Nice attack injuries so horrific most of the dead still haven't been identified — by Tom Batchelor Daily Express 19/7/2016
THE victims of the Nice terror attack were so badly injured that hospital staff and police have only been able to identify the bodies of 35 of the 84 killed.
Mohamed Lahouaiej Bouhlel ploughed a 19-tonne truck into crowds of revellers in the southern French city of Nice on Thursday evening as they celebrated Bastille Day.
Five days after the attack, hospital staff are struggling to identify those who were brutally killed.
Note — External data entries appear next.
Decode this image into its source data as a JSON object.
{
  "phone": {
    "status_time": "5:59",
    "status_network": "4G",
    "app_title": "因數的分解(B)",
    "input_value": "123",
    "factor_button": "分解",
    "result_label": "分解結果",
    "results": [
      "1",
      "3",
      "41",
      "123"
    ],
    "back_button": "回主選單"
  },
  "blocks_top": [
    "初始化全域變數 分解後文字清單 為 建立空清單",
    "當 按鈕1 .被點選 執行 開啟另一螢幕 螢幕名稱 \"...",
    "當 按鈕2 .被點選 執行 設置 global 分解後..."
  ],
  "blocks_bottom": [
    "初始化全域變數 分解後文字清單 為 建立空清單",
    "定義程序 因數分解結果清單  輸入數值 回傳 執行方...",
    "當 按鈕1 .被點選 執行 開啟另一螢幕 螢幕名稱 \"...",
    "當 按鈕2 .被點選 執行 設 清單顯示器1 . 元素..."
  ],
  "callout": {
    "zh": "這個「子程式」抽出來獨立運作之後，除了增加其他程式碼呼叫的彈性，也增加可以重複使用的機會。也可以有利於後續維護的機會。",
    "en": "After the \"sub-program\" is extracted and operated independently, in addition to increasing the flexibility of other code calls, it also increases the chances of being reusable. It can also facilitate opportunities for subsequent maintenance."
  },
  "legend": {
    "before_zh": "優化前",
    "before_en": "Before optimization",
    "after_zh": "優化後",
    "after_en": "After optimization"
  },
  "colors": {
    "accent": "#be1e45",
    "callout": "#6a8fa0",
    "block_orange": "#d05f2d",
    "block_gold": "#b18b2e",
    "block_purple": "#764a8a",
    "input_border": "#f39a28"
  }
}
The task is complicated further because a number of those killed were babies and young children.
Families have expressed anger at the long wait for answers after French prosecutors confirmed that 49 bodies have yet to be identified. Some have launched public appeals for information relating to their loved ones after receiving no information from the authorities.
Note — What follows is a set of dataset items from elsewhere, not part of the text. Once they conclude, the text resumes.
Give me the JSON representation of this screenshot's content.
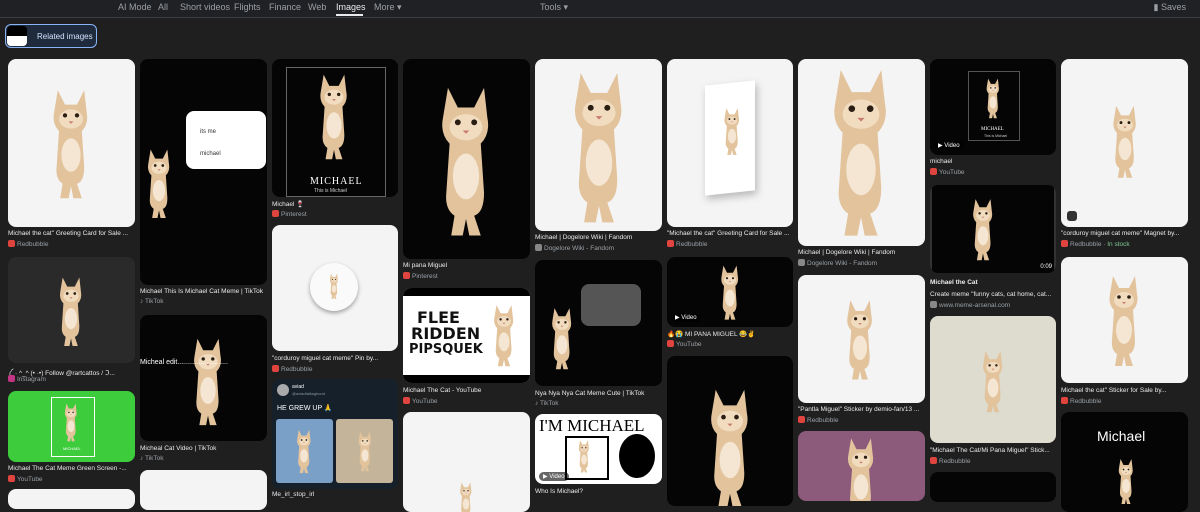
{
  "nav": {
    "tabs": [
      "AI Mode",
      "All",
      "Short videos",
      "Flights",
      "Finance",
      "Web",
      "Images",
      "More"
    ],
    "tools": "Tools",
    "saves": "Saves"
  },
  "related_images": "Related images",
  "cards": {
    "c1": {
      "caption": "Michael the cat\" Greeting Card for Sale ...",
      "source": "Redbubble"
    },
    "c2": {
      "caption": "༼ · ^_^ (• ·•) Follow @rartcattos / ℑ...",
      "source": "Instagram"
    },
    "c3": {
      "caption": "Michael The Cat Meme Green Screen -...",
      "source": "YouTube",
      "label": "MICHAEL"
    },
    "c4": {
      "caption": "Michael This Is Michael Cat Meme | TikTok",
      "source": "TikTok",
      "bubble_text": [
        "its me",
        "michael"
      ]
    },
    "c5": {
      "caption": "Micheal Cat Video | TikTok",
      "source": "TikTok",
      "overlay": "Micheal edit.........................."
    },
    "c6": {
      "caption": "Michael 🍷",
      "source": "Pinterest",
      "title": "MICHAEL",
      "subtitle": "This is Michael"
    },
    "c7": {
      "caption": "\"corduroy miguel cat meme\" Pin by...",
      "source": "Redbubble"
    },
    "c8": {
      "caption": "Me_irl_stop_irl",
      "source": "",
      "tweet_name": "aviad",
      "tweet_handle": "@aviadtalksghood",
      "tweet_text": "HE GREW UP 🙏"
    },
    "c9": {
      "caption": "Mi pana Miguel",
      "source": "Pinterest"
    },
    "c10": {
      "caption": "Michael The Cat - YouTube",
      "source": "YouTube",
      "text": [
        "FLEE",
        "RIDDEN",
        "PIPSQUEK"
      ]
    },
    "c11": {
      "caption": "Michael | Dogelore Wiki | Fandom",
      "source": "Dogelore Wiki - Fandom"
    },
    "c12": {
      "caption": "Nya Nya Nya Cat Meme Cute | TikTok",
      "source": "TikTok"
    },
    "c13": {
      "caption": "Who Is Michael?",
      "source": "",
      "title": "I'M MICHAEL",
      "video": "Video"
    },
    "c14": {
      "caption": "\"Michael the cat\" Greeting Card for Sale ...",
      "source": "Redbubble"
    },
    "c15": {
      "caption": "🔥😭 MI PANA MIGUEL 😂✌",
      "source": "YouTube",
      "video": "Video"
    },
    "c16": {
      "caption": "Michael | Dogelore Wiki | Fandom",
      "source": "Dogelore Wiki - Fandom"
    },
    "c17": {
      "caption": "\"Pantla Miguel\" Sticker by demio-fan/13 ...",
      "source": "Redbubble"
    },
    "c18": {
      "caption": "michael",
      "source": "YouTube",
      "video": "Video",
      "title": "MICHAEL",
      "subtitle": "This is Michael"
    },
    "c19": {
      "caption": "Michael the Cat",
      "caption2": "Create meme \"funny cats, cat home, cat...",
      "source": "www.meme-arsenal.com",
      "time": "0:09"
    },
    "c20": {
      "caption": "\"Michael The Cat/Mi Pana Miguel\" Stick...",
      "source": "Redbubble"
    },
    "c21": {
      "caption": "\"corduroy miguel cat meme\" Magnet by...",
      "source": "Redbubble",
      "stock": "In stock"
    },
    "c22": {
      "caption": "Michael the cat\" Sticker for Sale by...",
      "source": "Redbubble"
    },
    "c23": {
      "label": "Michael"
    }
  }
}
Authorities are using a new system implemented after the Paris attacks last November to speed up the process of returning the bodies of those killed to their families.
The families of 12 victims were able to see the bodies of their loves ones for the first time on Sunday — three days after the killings.
Psychologist Brigitte Erbibou, who has been helping survivors of the attack come to terms with what they witnessed, told the Independent:
"The wait is so difficult because there is no way to come to terms and begin the grieving process. That is what the children are telling me, they say 'with our Dad we know, but with our mum, it's unbearable'."
Anger among family members of the victims has also been aimed at the French government for their apparent failings to stop the killer. The number of French people who believe Francois Hollande's administration is up to the task of tackling terrorism dropped to 33 per cent after the attack in Nice.